The first of its kind workshop regarding the need for radiation therapy education and training for a workforce to be able to safely use innovative linear accelerator technology was held at CERN, the European Organization for Nuclear Research, in Geneva on November 7-8, 2016. Organized by Norm Coleman and Dave Pistenmaa, ICEC, and Manjit Dosanjh, CERN, the workshop had almost 70 attendees even though attendance was limited by invitation. The initial impetus was to address the need to replace cobalt-60 treatment units with novel linear accelerator technology to reduce the risk of un- or poorly-secured radioactive material.  The meeting was well-received and extraordinarily productive. A full report is in preparation with the general conclusions that there are now opportunities, ideas and interest in such an effort. Four Task Groups will be formed to work on 1) enhancing currently available treatment systems with innovative software, 2) developing novel hardware as well as software technological systems solutions, 3) augmenting and upgrading education and training modules to ensure optimal use of new or improved treatment systems and 4) developing and implementing innovative economic models to sustain the ICEC-led program.  ICEC thanks Varian,  Accuray, Elekta, CERN and others for their participation and support of the workshop.

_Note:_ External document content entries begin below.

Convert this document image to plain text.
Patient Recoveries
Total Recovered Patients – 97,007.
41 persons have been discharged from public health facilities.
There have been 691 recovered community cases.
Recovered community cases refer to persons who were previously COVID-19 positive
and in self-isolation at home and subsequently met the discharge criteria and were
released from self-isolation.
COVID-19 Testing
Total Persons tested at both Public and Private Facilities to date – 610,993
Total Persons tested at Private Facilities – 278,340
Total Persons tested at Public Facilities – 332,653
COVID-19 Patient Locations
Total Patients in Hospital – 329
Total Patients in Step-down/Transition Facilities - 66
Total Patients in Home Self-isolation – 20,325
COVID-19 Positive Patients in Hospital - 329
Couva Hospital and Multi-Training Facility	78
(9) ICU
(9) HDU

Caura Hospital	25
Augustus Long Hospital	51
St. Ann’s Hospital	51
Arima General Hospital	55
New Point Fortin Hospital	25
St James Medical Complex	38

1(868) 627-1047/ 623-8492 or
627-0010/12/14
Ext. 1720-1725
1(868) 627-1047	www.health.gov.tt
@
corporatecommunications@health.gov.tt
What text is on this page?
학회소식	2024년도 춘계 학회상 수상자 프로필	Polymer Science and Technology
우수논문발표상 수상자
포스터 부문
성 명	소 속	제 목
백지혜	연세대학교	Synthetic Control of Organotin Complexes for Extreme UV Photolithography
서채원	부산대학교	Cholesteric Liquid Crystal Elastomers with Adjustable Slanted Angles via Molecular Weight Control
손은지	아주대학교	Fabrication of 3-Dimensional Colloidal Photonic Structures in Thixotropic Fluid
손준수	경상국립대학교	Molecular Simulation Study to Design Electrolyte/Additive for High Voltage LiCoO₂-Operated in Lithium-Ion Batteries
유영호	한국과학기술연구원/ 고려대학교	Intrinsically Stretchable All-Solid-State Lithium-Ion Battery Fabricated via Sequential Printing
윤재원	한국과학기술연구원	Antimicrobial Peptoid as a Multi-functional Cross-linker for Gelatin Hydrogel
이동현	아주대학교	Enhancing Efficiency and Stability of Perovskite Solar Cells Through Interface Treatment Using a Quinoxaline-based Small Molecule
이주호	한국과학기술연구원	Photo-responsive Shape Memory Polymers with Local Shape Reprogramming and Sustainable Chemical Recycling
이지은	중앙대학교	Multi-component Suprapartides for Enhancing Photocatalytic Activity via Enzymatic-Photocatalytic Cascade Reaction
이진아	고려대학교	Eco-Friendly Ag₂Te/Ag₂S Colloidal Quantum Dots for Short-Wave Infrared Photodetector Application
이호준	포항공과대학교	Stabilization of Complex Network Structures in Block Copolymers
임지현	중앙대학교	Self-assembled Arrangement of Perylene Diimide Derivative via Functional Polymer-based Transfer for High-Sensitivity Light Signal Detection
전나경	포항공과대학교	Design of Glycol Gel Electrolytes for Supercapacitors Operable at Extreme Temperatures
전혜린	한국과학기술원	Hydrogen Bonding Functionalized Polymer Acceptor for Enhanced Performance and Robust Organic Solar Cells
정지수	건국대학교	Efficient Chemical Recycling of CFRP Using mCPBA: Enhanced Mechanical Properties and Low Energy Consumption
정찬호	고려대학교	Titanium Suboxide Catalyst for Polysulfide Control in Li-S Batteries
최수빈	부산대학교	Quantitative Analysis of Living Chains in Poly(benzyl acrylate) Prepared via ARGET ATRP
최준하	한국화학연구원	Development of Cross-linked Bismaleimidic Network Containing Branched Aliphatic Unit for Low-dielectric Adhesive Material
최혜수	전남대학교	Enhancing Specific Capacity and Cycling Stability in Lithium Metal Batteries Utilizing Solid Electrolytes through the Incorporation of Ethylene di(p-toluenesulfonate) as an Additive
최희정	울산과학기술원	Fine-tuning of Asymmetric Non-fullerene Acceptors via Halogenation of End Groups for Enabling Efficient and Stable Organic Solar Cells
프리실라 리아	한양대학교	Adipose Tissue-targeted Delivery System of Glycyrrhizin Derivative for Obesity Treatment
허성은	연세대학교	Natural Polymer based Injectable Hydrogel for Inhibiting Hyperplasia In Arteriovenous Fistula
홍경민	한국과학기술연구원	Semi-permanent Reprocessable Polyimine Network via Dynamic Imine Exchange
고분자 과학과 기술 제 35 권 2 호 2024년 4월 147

– Norm Coleman received the Failla Award from the Radiation Research Society at the annual meeting in Kona Hawaii, October 2016. The title of the “Failla Award and Lectureship” presentation was “Radiation Stress Response: Of the People, By the People and For the People.” The presentation described how, throughout his career, his expertise in radiation sciences and cancer care was used for the benefits of humankind in science, government, public service and global cancer care.

– Nina Wendling, representing ICEC, participated in the Louisville, KY Ironman on October 9. Competing in our ICEC cycling kits, Nina uses these race forums to raise awareness of and garner interest in global cancer care.

Presentations related to ICEC at various meetings:

– ASTRO, Global Health, October

– UICC, Paris, October

– CERN hosted, ICEC sponsored workshop for innovative radiation technology, November

– Standford Medical School – “Addressing the enormous need for global cancer care (and NCDs): From gap to vision to implementation” Revised based on recent events: Using our skills as healthcare providers and scientists to effectively address societal issues. Stanford Med School 228, Physicians and Social Responsibility. November 28, 2016IAEA – International Conference on Nuclear Security: Commitments and Actions; Vienna, Dec 5-9.

-IAEA – International Conference on Nuclear Security: Commitments and Actions; Vienna, Dec 5-9. “Security of global nuclear material requires addressing the unacceptable lack of cancer care”.

(since the last Essential News Letter related to ICEC and/or from ICEC members relevant to global health; readers, please provide additional citations)

– An editorial summarizing the Treatment, not Terror concept is in press, Journal of Global Oncology

– Masters of Our Destiny: From Jazz Quartet to Symphony Orchestra. Coleman CN. Int J Radiat Oncol Biol Phys. 2016 Nov 1;96(3):511-3

– Radiotherapy for breast cancer: The predictable consequences of an unmet need. Rodin D, Knaul FM, Lui TY, Gospodarowicz M. Breast. 2016 Oct;29:120-2. doi: 10.1016/j.breast.2016.07.006.

– The power of integration: radiotherapy and global palliative care. Rodin D, Grover S, Elmore SN, Knaul FM, Atun R, Caulley L, Herrera CA, Jones JA, Price AJ, Munshi A, Gandhi AK, Shah C, Gospodarowicz M. Ann Palliat Med. 2016 Jul;5(3):209-17

– Essential medicines for cancer: WHO recommendations and national priorities. Robertson J, Barr R, Shulman LN, Forte GB, Magrini N. Bull World Health Organ. 2016 Oct 1;94(10):735-742.